Miranda Gardner is an associate editor at Kregel Publications. She works on a wide variety of books, including fiction, non-fiction, and academic titles. She enjoys reading (of course!), discussing theology, analyzing movies, and writing music reviews for a community-run radio station.
What made you want to work in book publishing?
As is true of many editors, I started as an intern and fell in love with the job. I took the internship when I learned it was a paid position; I had no designs to be an editor beforehand. I had been working two jobs plus an internship that summer and didn’t want to keep up the pace during a semester. I finished the internship for my philosophy professor, dropped my two jobs, and started at Kregel. My passion for editing increased with each new job responsibility. Within a few weeks I didn’t want to do anything else.

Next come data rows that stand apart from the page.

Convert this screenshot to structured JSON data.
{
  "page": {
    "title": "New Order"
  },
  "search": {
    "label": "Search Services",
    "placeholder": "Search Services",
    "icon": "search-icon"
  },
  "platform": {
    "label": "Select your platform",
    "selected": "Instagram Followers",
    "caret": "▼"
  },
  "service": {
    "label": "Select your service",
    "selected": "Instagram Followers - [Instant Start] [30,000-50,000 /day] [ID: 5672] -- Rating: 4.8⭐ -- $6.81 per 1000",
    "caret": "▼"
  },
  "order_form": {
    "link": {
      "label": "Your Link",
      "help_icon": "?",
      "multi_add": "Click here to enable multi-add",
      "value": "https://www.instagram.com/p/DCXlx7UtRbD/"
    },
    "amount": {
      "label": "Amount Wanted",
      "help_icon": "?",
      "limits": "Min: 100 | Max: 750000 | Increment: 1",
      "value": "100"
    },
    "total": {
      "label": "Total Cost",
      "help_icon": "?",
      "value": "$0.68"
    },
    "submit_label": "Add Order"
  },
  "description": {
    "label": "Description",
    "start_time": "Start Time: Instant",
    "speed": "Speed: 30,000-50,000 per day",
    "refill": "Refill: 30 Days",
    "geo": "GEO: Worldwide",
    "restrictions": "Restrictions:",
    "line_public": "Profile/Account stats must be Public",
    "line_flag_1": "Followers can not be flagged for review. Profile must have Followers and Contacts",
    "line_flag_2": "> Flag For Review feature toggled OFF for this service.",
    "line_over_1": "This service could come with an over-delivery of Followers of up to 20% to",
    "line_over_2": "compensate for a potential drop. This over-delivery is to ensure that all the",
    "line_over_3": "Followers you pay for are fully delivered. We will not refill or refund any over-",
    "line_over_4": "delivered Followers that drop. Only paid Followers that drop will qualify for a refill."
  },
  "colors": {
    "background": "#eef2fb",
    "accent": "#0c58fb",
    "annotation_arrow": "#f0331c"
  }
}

What do you look for in a good proposal?
I look for a good book concept and strong author voice. Transparent authors and mature Christians stand out to me. Transparent authors are honest about their failings and provide hope to readers in the same position. Mature Christians (of any age) demonstrate the fruit of the Spirit in the writing itself, not just the content.
What jumps out at you as a bad proposal?
I understand that an author wants me to think that his or her book is unique by saying no titles are comparable. But the “no titles compare to my book” line makes me think the author has done no research. I usually find comparable titles in a two-minute Amazon search. What I find most amusing is that authors who compare and contrast their book with published titles often end up convincing me of their book’s uniqueness.
What books are you reading right now?
Today I finished Michael Chabon’s Gentlemen of the Road. I wasn’t thrilled with it. I’ll try his other titles later this summer because I was impressed with a Q&A session he gave at Calvin College. Next on my reading list is Wendell Berry’s Jayber Crow. I’m also reading Frederick Buechner’s Beyond Words.
What book(s) made a difference in your life and why?
The Old Man and the Sea was the first book I read as literature. I liked the language better than the story. I memorized dialog, analyzed figurative language, and sought out literary criticism online. After this book I read a lot of Hemingway titles (probably more than I should have as an impressionable high school student) and other American classics.